Ever after, Bai says, "the measure of a leader became his hunger for the game, his talent for dazzling crowds." Americans, he said, "came to confuse actual leadership with the capacity to endure and entertain."
Unfortunately, Hart's tale is too slight a vessel to carry such freight. Bai's reporting cannot fail to impress; his larger thesis does not.
Yes, as Bai says, political reporters in the 1960s and 1970s had far more access to candidates. Today's overscripted politicians stay ever more distant from anyone who might ask them questions. Undoubtedly, the public has lost as a result.
Hart's downfall marked a milestone on that path, but it was hardly the prime mover. The rise of instant communication and the democratization of the media ended the power of a few reporters and editors to quash stories they viewed as trivial or improper. That process, however, began before 1988 and would have continued even if Hart had never met Rice.
Moreover, Bai has a weak case in arguing that forcing candidates to reveal more of their private lives has chased strong leaders from the field. Does anyone really believe that the four presidents before Hart's second run — Richard Nixon, Gerald Ford, Jimmy Carter and Ronald Reagan — were indisputably better than those who followed — the two George Bushes, Bill Clinton and Barack Obama?
Bai also vastly overstates the case in portraying Hart as a candidate who almost certainly would have won the presidency but for the scandal. Hart clearly led the Democratic field in spring 1987, but the GOP coalition that Reagan had put together remained formidable.
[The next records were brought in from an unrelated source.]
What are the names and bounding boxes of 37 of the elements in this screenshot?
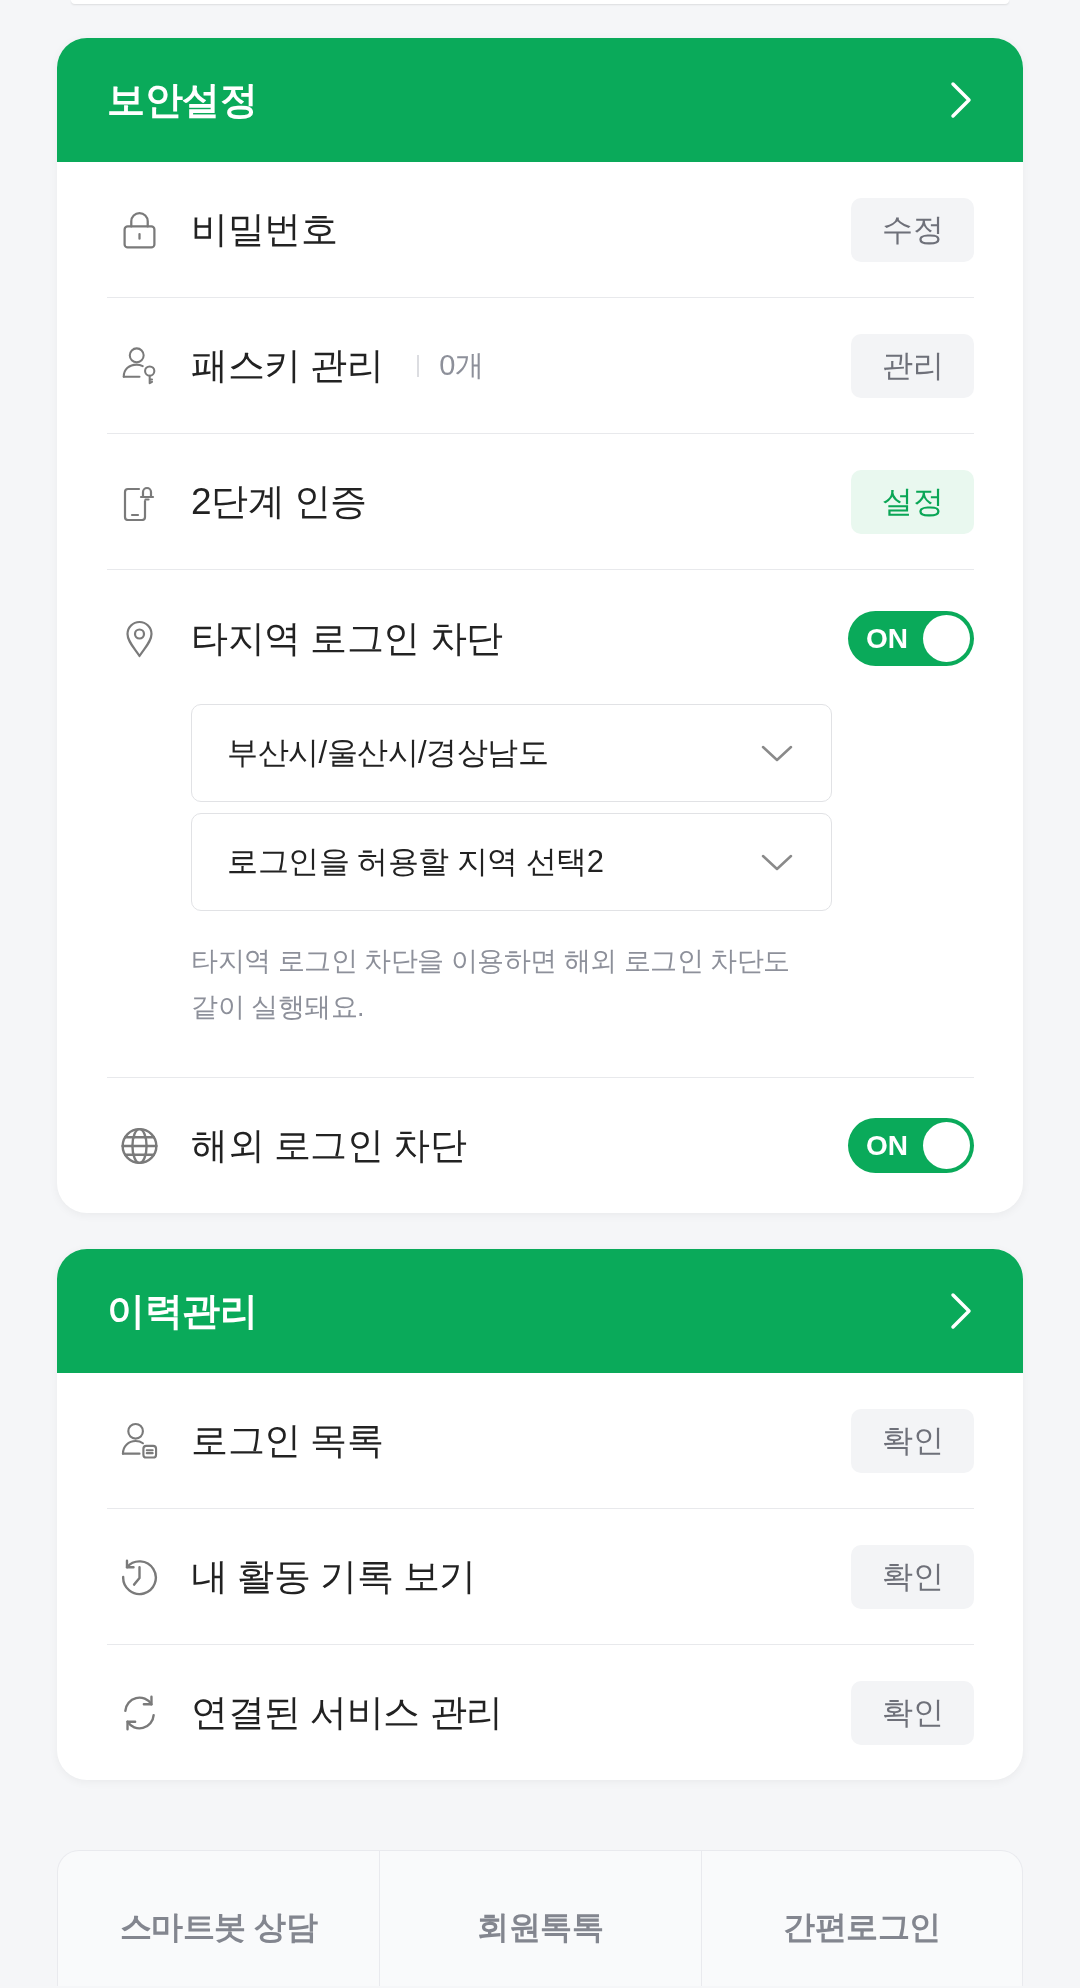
chevron-right-icon — [950, 1292, 972, 1330]
section-header[interactable]: 보안설정 — [57, 38, 1023, 162]
globe-icon — [121, 1126, 158, 1165]
setting-label: 로그인 목록 — [191, 1418, 384, 1463]
footer-link[interactable]: 회원톡톡 — [379, 1851, 701, 1986]
setting-label: 타지역 로그인 차단 — [191, 616, 503, 661]
setting-label: 비밀번호 — [191, 207, 337, 252]
footer-link[interactable]: 간편로그인 — [700, 1851, 1022, 1986]
section-title: 이력관리 — [107, 1288, 257, 1334]
setting-label: 내 활동 기록 보기 — [191, 1554, 476, 1599]
dropdown-field[interactable]: 로그인을 허용할 지역 선택2 — [191, 813, 832, 911]
count-label: 0개 — [439, 347, 485, 383]
chevron-down-icon — [761, 853, 793, 871]
setting-label: 연결된 서비스 관리 — [191, 1690, 503, 1735]
chevron-down-icon — [761, 744, 793, 762]
action-button[interactable]: 확인 — [851, 1408, 974, 1473]
chevron-right-icon — [950, 81, 972, 119]
setting-label: 패스키 관리 — [191, 343, 384, 388]
toggle-switch[interactable]: ON — [848, 611, 974, 666]
history-icon — [121, 1557, 158, 1596]
setting-label: 해외 로그인 차단 — [191, 1123, 467, 1168]
action-button[interactable]: 관리 — [851, 333, 974, 398]
action-button[interactable]: 설정 — [851, 469, 974, 534]
setting-label: 2단계 인증 — [191, 479, 367, 524]
dropdown-field[interactable]: 부산시/울산시/경상남도 — [191, 704, 832, 802]
action-button[interactable]: 확인 — [851, 1544, 974, 1609]
action-button[interactable]: 수정 — [851, 197, 974, 262]
refresh-icon — [121, 1693, 158, 1732]
footer-link[interactable]: 스마트봇 상담 — [58, 1851, 380, 1986]
person-document-icon — [121, 1421, 158, 1460]
person-key-icon — [121, 346, 158, 385]
help-text: 타지역 로그인 차단을 이용하면 해외 로그인 차단도 같이 실행돼요. — [191, 945, 791, 1024]
section-title: 보안설정 — [107, 77, 257, 123]
action-button[interactable]: 확인 — [851, 1680, 974, 1745]
section-header[interactable]: 이력관리 — [57, 1249, 1023, 1373]
lock-icon — [121, 210, 158, 249]
toggle-switch[interactable]: ON — [848, 1118, 974, 1173]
Perhaps Hart would have proved a tougher opponent for Vice President George H.W. Bush than the eventual Democratic nominee, Massachusetts Gov. Michael S. Dukakis, but that's at best an arguable point.
Finally, Hart's downfall, while it occasioned much hand-wringing at the time, did not mark some sudden fall from a previous state of media grace. What Clinton famously labeled the "politics of personal destruction" did not begin in 1988.
It is true that in the three preceding decades, politicians, including John F. Kennedy and Lyndon B. Johnson, had benefited from a conspiracy of silence on the part of reporters and editors about their sexual predations. But the "Mad Men" era marked an exception in U.S. history. As far back as the founding generation, Alexander Hamilton's affair with a married woman helped force him from public office. In 1884, the chant of "Ma, Ma, where's my Pa?" — designed to spread a newspaper story about the illegitimate child of Democratic candidate Grover Cleveland — became a key part of the Republican presidential campaign.
Personal scandal has played a role in American politics because voters reasonably believe that high-minded speeches about issues do not suffice to judge a candidate. Not only do some candidates slip out of campaign promises, but even the most honest ones cannot foresee the issues they will face once elected. Character does count. And while sex surely does not define it, voters do take lessons from how a person handles crises.
Bai asks why Hart could not survive the scandal the way other men, like Clinton, did. He answers in part that Hart refused to stoop to explain behavior that he believed was none of the public's business. In that, Bai sees a mark of true character — a man who held "tightly to principle, whatever the cost."
Voters instead interpreted Hart's behavior as arrogance and, laughing, moved on.
Lauter is The Times' Washington bureau chief.